What about Linker’s charge that Dawkins is unreasonable when he charges that a Catholic upbringing is a kind of child abuse, but then fails to take this thought to its logical conclusion by calling for the legal proscription of raising children within a religious tradition? Dawkins’ actual objection, as quoted by Linker, is that it is abusive to inculcate children with the dreadful idea that if they die with the guilt of unshriven mortal sins on their souls, they will spend eternity in hell. As usual, Linker responds with high moral dudgeon before asking the simple and obvious question: Does Dawkins speak the truth? Unquestionably he does. Let’s see: Would it be a really bad thing to tell highly impressionable small children that there is an invisible being who is watching their every move and even reading their very thoughts and who will torture them in flames forever and ever if they do not confess every one of their “sins?” Well, unlike Dr. James Dobson, I am not an expert in child psychology, but I’d have to say, just off the top of my head, that, yeah, it would be a pretty rotten thing to terrify a defenseless child with such disgusting superstitious horror stories. Is it illogical, nevertheless, to decline to seek legal sanction against those who do frighten small children with tales of the heavenly bogey-man? No, of course not. I think it is abusive for parents to raise their children to be Florida Gators fans, but I cannot see any way to make that a crime without also interfering with the sacred, inviolable right to raise your child to be a Georgia Bulldog.
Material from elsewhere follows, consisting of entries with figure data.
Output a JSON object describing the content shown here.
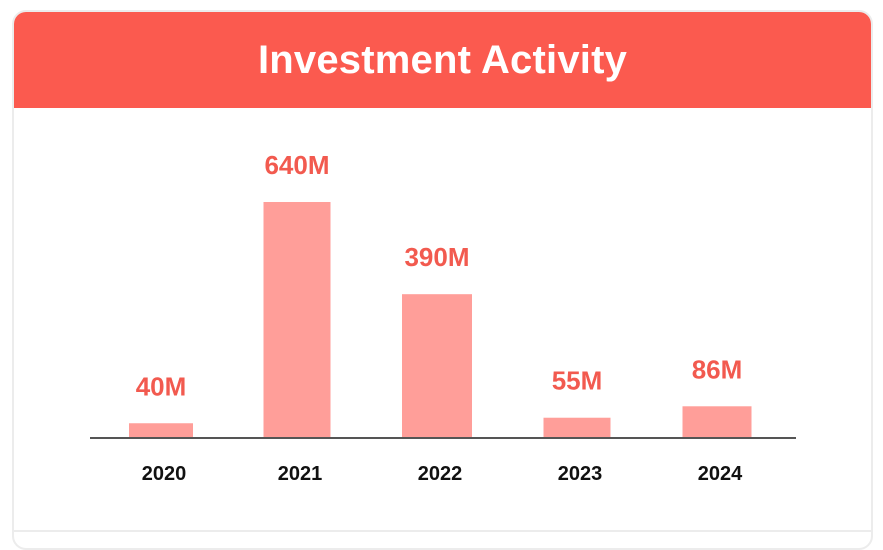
{
  "header": {
    "title": "Investment Activity"
  },
  "colors": {
    "header_bg": "#fb5a4f",
    "bar_fill": "#ff9e99",
    "value_label": "#f25a4f",
    "axis_line": "#555555"
  },
  "chart_data": {
    "type": "bar",
    "title": "Investment Activity",
    "categories": [
      "2020",
      "2021",
      "2022",
      "2023",
      "2024"
    ],
    "values": [
      40,
      640,
      390,
      55,
      86
    ],
    "value_labels": [
      "40M",
      "640M",
      "390M",
      "55M",
      "86M"
    ],
    "unit": "M",
    "ylim": [
      0,
      640
    ],
    "grid": false,
    "legend": "none"
  }
}
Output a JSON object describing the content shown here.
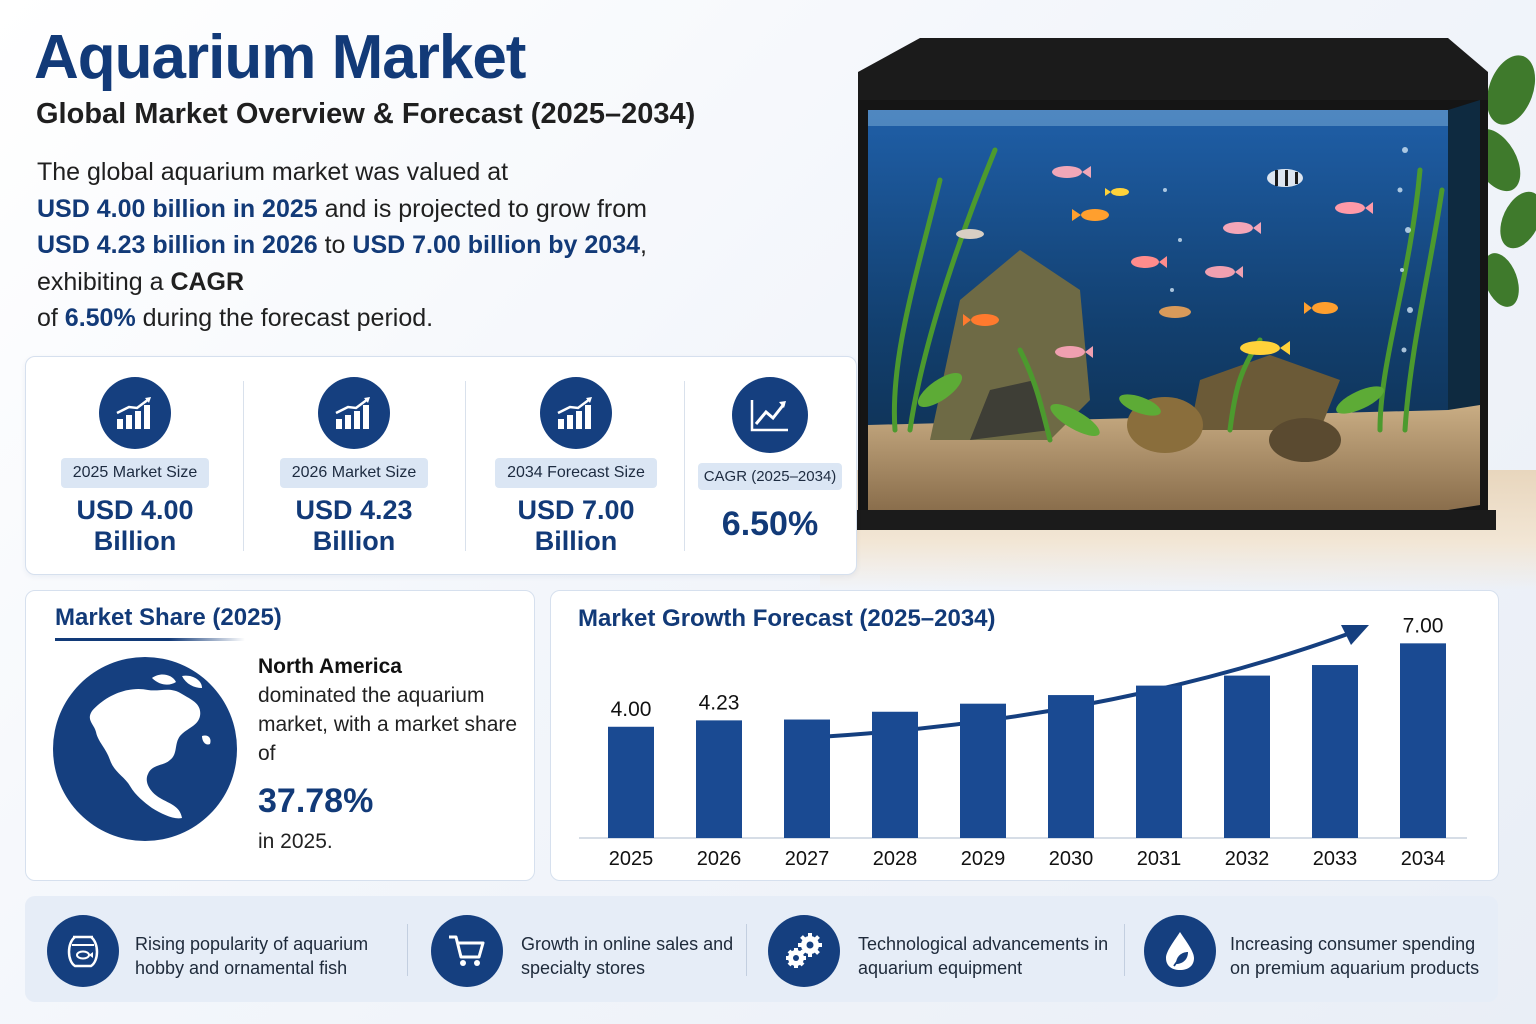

Seriously, legitimate privacy rights, which liberals like Linker should zealously defend, give parents a very wide latitude to raise their children as they see fit, and any attempt to cherry-pick all instances of psychological abuse, without seriously eroding those important rights, would obviously be a logical and legal impossibility. So we have no choice but to let some genuinely abusive things slide, as Linker surely recognizes.